Saturday, 23 August 1997:


Epic had its annual company picnic today. It's the fourth one I've been to (seeing as I've been at Epic since mid-1994), and each year it's held at Devil's Lake State Park. Devil's Lake is a decent-sized lake enclosed by huge bluffs, formed by retreating glaciers, I believe, and the area was an Indian ground for a long time. It's quite pretty, as are many of Wisconsin's state parks.

A few years ago, some other Epicurians conned me into climbing the bluffs. The first third of the climb - over the huge, individual rocks that make up the bluffs - is pretty reasonable. Then it gets steep, and you realize the sun is burning down on you and you finished your soda 100 feet below. Then the top third is not-quite-vertical, and a lot of it involves dirt and plants, which are hard to grab hold of. And you need to find a way around the sheer cliffs. Finally, we got to the top and one of my compatriots said that we could take the stairway down.

Uh... there's a stairway?

Epic's internal population consists largely of twenty- and thirty-somethings who are either recently married, or recent parents. So there are a lot of couples discussions, and a lot of activities centered around 1-to-6-year-old kids. The food is good but not great (I stuck to hamburgers this year; it's hard to screw up a hamburger). It's not really an event which is geared towards independent single folks like myself. It's not exactly a venue to "meet people", either, since the merits of dating someone from work are dubious, I think (besides which, I'm a rather strange person and therefore hard to be compatible with).

All that being what it was, I had a good time, but decided to leave after about 3 hours. Hanging around with the collective body of Epic isn't really my scene, socially speaking.

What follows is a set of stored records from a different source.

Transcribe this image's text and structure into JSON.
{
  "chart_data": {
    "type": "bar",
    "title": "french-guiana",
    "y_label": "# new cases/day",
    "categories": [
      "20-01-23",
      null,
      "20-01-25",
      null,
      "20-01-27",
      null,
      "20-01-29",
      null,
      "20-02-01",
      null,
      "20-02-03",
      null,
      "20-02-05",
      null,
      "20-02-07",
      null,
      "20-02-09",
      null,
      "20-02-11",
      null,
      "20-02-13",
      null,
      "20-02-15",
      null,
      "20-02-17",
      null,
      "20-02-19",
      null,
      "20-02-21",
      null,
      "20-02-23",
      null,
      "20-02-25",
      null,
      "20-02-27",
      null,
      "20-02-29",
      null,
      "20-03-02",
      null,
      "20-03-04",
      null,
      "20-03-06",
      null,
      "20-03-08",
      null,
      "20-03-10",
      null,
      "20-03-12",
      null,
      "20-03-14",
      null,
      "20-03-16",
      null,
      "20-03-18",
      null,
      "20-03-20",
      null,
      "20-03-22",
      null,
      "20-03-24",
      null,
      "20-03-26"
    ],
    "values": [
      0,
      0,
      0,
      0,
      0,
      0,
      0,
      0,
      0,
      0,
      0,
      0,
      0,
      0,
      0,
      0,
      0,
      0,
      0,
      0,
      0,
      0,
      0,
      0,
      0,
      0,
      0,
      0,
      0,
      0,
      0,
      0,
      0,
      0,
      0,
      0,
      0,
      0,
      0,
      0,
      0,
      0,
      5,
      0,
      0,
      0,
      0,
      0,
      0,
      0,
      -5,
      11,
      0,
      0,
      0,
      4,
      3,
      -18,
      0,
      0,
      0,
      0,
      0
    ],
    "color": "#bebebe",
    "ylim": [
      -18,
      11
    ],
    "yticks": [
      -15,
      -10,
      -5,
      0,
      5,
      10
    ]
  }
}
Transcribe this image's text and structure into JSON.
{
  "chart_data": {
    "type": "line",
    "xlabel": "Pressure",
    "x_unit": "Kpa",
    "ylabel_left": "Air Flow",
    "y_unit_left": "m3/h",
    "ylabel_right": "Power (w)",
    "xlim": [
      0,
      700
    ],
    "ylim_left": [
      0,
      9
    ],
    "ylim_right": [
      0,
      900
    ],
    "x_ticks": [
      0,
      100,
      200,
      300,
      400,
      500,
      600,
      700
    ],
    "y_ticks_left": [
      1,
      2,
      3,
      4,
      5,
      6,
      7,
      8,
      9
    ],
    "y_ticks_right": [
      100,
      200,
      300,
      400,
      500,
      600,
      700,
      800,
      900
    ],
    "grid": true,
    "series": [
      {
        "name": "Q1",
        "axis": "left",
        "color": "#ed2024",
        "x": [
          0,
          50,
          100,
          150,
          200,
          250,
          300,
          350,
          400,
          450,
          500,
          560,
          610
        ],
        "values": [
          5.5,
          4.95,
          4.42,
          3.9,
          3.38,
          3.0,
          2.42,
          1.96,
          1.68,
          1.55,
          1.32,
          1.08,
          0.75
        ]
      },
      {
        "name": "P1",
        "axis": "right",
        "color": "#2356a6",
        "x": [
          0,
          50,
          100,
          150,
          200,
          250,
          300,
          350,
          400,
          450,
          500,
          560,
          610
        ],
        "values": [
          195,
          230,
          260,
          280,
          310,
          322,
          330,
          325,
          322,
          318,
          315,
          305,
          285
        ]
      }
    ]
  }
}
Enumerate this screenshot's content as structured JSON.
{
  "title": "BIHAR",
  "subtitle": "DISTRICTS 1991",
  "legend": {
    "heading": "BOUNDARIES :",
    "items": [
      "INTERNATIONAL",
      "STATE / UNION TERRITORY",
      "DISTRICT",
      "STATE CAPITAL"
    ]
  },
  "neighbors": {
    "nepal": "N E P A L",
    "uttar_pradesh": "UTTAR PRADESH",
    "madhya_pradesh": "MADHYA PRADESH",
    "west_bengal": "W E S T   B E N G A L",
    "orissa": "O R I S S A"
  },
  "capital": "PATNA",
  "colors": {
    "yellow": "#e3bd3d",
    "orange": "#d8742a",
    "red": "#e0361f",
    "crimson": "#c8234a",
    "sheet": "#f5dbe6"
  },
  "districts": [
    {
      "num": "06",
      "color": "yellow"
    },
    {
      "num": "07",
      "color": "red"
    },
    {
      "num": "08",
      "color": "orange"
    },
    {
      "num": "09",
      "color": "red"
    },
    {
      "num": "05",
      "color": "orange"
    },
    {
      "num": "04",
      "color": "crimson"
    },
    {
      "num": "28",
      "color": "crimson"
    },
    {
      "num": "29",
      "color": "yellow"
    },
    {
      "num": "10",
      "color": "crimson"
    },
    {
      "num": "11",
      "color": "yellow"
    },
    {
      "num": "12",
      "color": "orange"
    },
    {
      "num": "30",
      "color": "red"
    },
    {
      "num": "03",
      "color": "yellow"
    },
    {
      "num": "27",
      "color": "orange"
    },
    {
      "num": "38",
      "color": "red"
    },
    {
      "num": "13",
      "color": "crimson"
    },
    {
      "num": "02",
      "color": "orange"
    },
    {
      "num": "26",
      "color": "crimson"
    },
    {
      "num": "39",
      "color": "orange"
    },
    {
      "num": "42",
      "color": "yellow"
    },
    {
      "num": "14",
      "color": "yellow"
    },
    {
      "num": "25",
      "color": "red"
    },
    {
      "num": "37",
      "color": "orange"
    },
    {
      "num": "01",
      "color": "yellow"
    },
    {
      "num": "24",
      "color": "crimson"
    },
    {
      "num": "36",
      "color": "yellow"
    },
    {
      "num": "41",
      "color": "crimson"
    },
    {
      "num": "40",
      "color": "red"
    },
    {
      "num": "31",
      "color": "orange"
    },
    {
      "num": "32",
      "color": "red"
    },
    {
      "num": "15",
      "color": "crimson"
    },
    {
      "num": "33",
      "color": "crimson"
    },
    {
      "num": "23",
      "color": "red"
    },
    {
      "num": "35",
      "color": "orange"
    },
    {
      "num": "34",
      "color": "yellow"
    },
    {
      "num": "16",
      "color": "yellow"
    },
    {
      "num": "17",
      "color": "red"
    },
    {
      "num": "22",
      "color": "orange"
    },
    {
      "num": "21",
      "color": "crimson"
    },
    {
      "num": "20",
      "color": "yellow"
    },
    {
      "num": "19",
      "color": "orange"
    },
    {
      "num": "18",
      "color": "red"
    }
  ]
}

On the way home I stopped at 20th Century Books, Madison's SF & comics specialty store, because I wanted to find a copy of Isaac Asimov's The Gods Themselves, which is often considered his best novel. My Dad read it recently and wants to discuss it with me. Asimov's main virtue - which is a not inconsiderable one - is that he can make scientific notions comprehensible to laymen. His writing style, however, is unsophisticated to the point of seeming naive. I enjoy his stuff, but it doesn't make me especially warm.

By the way, if you're interested in what books do make me warm, see my list of favorite SF books.

It's sort of been drizzling all day, and threatens to rain in earnest tonight. Hopefully I can still go biking tomorrow, but if it does rain tomorrow, I hope it pours and makes a big racket. I don't want to have my ride cancelled due to an otherwise wimpy storm.